Cerebrospinal fluid levels of neurofilament light chain, a protein associated with nerve cell damage, can predict disease progression in people with clinical isolated syndrome (CIS) and relapsing-remitting multiple sclerosis (RRMS), a Swedish study found.
Higher levels of neurofilament light chain (NFL) in the fluid that surrounds the brain and spinal cord, the cerebrospinal fluid (CSF), were associated with the appearance of new brain lesions on magnetic resonance imaging (MRI) scans, and also loss of brain volume during a four-year follow-up period.
The study “Neurofilament levels, disease activity and brain volume during follow-up in multiple sclerosis” was published in the Journal of Neuroinflammation.
Better prognostic biomarkers, ones that are able to predict MS disease activity and identify who is at higher risk of developing new lesions or flare-ups, are needed.
Prior studies indicated that brain volume loss detected with MRI, and markers present in the CSF or blood, may be used as tools to assess disease progression and activity.
One of these potential biomarkers is NFL, a protein exclusive of nerve cells and one of the major byproducts released to the CSF and blood during nerve cell death.
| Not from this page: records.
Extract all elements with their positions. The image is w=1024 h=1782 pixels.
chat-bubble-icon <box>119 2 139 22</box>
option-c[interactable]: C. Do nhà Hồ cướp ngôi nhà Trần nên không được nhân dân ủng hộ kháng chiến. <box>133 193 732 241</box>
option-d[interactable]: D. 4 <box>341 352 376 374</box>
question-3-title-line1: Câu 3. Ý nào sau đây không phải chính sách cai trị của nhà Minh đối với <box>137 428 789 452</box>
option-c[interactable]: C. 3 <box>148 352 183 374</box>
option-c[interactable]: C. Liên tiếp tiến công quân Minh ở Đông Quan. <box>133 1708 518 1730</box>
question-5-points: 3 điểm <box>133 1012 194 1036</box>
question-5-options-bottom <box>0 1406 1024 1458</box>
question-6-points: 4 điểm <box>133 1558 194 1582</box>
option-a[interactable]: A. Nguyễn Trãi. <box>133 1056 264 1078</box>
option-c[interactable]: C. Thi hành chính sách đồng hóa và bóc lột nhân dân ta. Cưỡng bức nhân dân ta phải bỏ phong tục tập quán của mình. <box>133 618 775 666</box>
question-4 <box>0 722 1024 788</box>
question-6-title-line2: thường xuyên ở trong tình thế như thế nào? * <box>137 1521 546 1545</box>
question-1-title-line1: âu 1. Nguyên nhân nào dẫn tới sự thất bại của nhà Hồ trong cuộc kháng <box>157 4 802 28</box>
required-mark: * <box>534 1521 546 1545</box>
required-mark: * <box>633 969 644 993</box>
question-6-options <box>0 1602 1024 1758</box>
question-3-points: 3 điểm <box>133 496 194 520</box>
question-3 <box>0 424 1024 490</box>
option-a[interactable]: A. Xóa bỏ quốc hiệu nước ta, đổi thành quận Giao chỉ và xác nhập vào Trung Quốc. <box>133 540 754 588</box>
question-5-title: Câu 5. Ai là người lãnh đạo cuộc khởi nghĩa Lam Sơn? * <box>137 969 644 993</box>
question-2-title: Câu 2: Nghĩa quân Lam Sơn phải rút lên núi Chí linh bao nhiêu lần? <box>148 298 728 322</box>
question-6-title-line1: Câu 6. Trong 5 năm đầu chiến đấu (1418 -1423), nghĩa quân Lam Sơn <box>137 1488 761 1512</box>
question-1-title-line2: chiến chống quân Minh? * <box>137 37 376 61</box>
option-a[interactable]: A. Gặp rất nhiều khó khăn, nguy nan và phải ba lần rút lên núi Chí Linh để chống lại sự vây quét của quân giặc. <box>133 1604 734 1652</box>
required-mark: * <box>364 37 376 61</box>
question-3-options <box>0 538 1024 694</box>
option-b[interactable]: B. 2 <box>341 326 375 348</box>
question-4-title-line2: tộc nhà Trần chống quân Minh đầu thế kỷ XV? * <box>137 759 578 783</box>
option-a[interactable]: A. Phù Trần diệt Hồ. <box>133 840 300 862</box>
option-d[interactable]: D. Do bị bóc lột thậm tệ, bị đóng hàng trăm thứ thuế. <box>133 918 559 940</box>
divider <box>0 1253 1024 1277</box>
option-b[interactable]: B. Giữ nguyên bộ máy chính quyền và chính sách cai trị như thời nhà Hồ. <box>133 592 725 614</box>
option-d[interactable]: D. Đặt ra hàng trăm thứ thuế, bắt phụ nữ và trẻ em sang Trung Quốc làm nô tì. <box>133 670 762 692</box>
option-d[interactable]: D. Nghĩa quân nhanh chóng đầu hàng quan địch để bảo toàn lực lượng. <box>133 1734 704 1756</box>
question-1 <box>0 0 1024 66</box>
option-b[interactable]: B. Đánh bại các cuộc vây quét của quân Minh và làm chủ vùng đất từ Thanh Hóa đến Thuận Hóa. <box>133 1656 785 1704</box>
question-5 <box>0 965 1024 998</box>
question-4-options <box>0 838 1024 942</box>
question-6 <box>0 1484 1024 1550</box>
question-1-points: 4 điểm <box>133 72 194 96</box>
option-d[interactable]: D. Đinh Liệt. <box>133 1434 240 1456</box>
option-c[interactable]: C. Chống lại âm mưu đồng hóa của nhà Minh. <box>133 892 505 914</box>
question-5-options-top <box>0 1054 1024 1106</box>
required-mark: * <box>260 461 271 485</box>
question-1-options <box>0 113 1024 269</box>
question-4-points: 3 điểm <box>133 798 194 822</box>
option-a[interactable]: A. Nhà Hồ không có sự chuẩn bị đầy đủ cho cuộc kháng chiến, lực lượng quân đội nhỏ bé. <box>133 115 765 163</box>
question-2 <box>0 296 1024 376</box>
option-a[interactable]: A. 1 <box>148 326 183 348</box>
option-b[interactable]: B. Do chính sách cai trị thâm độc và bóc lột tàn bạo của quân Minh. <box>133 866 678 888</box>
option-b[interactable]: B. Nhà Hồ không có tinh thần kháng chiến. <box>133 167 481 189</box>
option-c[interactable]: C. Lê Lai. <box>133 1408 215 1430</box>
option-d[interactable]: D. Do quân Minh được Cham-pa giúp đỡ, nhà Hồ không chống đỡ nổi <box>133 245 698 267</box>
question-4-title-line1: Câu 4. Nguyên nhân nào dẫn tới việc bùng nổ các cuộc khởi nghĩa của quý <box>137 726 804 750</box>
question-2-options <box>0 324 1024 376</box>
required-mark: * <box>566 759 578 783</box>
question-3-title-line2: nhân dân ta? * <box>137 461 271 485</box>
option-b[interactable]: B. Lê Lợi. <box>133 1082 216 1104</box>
That makes NLF a potential “universal biomarker” of neurodegeneration.
CSF levels of NFL correlate with long-term prognosis, and are a risk factor for conversion from CIS to relapsing MS. But blood tests are preferable because they are less invasive compared to CSF sampling and MRI scans. In fact, increasing evidence suggests that measuring NFL levels in the blood can be a good test for prognosis and disease monitoring of MS.
Based on these promising findings, researchers now examined the correlation between NFL levels in the serum (blood) and CSF. The team also looked for links to other neurodegenerative and neuroinflammatory biomarkers, disease activity measured on MRI scans, disability level, and relapses.
A group of 41 patients with newly diagnosed CIS or RRMS, referred to the department of Neurology, University Hospital of Linköping, Sweden, were monitored for a four-year period. Analyses were compared to a group of 22 healthy people used as controls.
Patients underwent clinical examination, blood and CSF sampling, as well as MRI exams at baseline and at one, two, and four years of follow-up. Immunomodulatory treatment was maintained throughout the study.
Serum and CSF levels of NFL correlated significantly in patients at baseline; both were significantly higher in patients when compared to healthy participants.
However, NFL levels in the CSF were stronger predictors of disease activity than in the serum. CSF levels were more sensitive in identifying patients with “no evidence of disease activity-3” (NEDA-3) — a definition of absence of active disease — NEDA-3 is a defined as no relapses, no brain MRI activity, and no confirmed disability worsening.
CSF levels of NFL predicted active disease with a sensitivity of 95% at one year, 93% at two years, and 81% at four years. In contrast, sensitivity of serum levels was lower: 76% at one year, 74% at two years, and 72% at four years.
Also, NLF levels seem to predict which patients with CIS will progress to RRMS. Levels of NFL and two other biomarkers, CXCL10 and MMP-9, present in CSF were significantly higher in patients who converted to RRMS during follow-up, compared with non-converters. Contrarily, NFL and other markers in the serum did not differ.
Other biomarkers in CSF, such as CHI3L1, CXCL1, CXCL10, CXCL13, CCL22, and MMP-9, also correlated with disease activity either with loss of brain volume or the appearance of new brain lesions.
“CSF-NFL predicts and reflects disease activity better than [serum]-NFL,” the researchers wrote. “Our findings further add to the accumulating evidence that CSF-NFL is a useful biomarker in CIS and RRMS and should be considered in the expanding NEDA concept,” they added.
Other biomarkers that need further study include CSF CXCL10 and CHI3L1 for prediction of disease activity and brain volume loss, respectively, researchers noted.